Alec Baldwin telefoniert auf dem Parkplatz vor dem Santa Fe County Sheriff's Office, nachdem er zu dem Vorfall am Set des Films «Rust»befragt wurde. © Jim Weber/Santa Fe New Mexican/AP/dpa (Archiv)

Santa Fe. Nach dem tödlichen Schuss aus einer Requisitenwaffe des Schauspielers Alec Baldwin auf die Chef-Kamerafrau am Set eines Westerns sind viele Details des Geschehens weiterhin unklar. Zu den genauen Umständen des Todes von Halyna Hutchins und dem fatalen Projektil gebe es offene Fragen, teilte die Polizei in Santa Fe im US-Bundesstaat New Mexico am Freitagabend (Ortszeit) der Deutschen Presse-Agentur mit. Die Ermittler hätten den Drehort durchsucht.

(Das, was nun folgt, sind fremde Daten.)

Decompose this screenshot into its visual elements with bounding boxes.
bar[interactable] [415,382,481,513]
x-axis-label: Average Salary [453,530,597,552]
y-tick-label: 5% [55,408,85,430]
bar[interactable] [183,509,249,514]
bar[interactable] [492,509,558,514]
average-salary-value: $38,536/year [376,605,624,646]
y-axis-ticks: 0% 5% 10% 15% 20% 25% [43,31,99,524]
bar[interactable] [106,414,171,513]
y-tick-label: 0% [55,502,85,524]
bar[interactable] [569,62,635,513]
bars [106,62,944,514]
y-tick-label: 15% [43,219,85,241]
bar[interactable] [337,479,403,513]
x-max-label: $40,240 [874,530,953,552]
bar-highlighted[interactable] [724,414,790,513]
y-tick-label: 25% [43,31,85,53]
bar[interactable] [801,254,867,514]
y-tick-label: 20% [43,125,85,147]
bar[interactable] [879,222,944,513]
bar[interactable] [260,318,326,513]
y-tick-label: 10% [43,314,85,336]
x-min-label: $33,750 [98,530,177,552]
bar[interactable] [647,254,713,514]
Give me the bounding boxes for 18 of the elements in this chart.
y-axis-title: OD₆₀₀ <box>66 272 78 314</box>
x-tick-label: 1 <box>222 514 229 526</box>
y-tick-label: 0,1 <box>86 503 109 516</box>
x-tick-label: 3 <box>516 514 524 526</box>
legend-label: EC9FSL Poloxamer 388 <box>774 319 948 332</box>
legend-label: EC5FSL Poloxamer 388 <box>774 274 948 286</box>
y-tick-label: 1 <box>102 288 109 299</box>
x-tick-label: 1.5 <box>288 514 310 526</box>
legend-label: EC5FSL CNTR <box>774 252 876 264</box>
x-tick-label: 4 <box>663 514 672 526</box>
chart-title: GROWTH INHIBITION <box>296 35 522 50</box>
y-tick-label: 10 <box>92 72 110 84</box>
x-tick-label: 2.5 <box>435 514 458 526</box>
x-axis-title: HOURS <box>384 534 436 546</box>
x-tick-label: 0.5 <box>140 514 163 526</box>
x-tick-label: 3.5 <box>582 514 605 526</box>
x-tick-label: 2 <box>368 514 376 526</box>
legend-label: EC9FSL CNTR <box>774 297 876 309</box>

Die "New York Times" zitierte aus einem Polizeibericht, wonach ein Regieassistent auf dem Set des Westerns "Rust" die Requisitenwaffe an Baldwin übergeben und gesagt habe, es handele sich um einen "kalte Waffe". Laut "New York Times" werde unter dieser Umschreibung normalerweise verstanden, dass in der Waffe keine Munition stecke.

Doch als der Schauspieler die Waffe am Donnerstag abfeuerte, kam es zu der Tragödie: Die 42-jährige Kamerafrau Hutchins erlitt tödliche Verletzungen, Regisseur Joel Souza (48) wurde ebenfalls getroffen und mit einer Schulterverletzung ins Krankenhaus gebracht. Er konnte aber später entlassen werden, wie US-Medien berichteten.

Unklar war auch am Freitagabend noch, um welche Art Munition es sich bei dem tödlichen Schuss handelte. "Wir haben noch keine Details zur Patrone, die in der Waffe war", hatte der Polizeisprecher dazu der dpa erklärt.

Die Gewerkschaft IATSE schrieb laut "Los Angeles Times" in einer Mail, dass die Waffe mit einer einzigen Patrone bestückt gewesen sei, einer "single live round". Dieser Begriff sei eine gebräuchliche Umschreibung in der Branche, die sowohl eine scharfe als auch eine Platzpatrone beschrieben kann. Unklar war zunächst auch weiterhin, wie eine einzige Patrone beide Opfer hatte treffen können.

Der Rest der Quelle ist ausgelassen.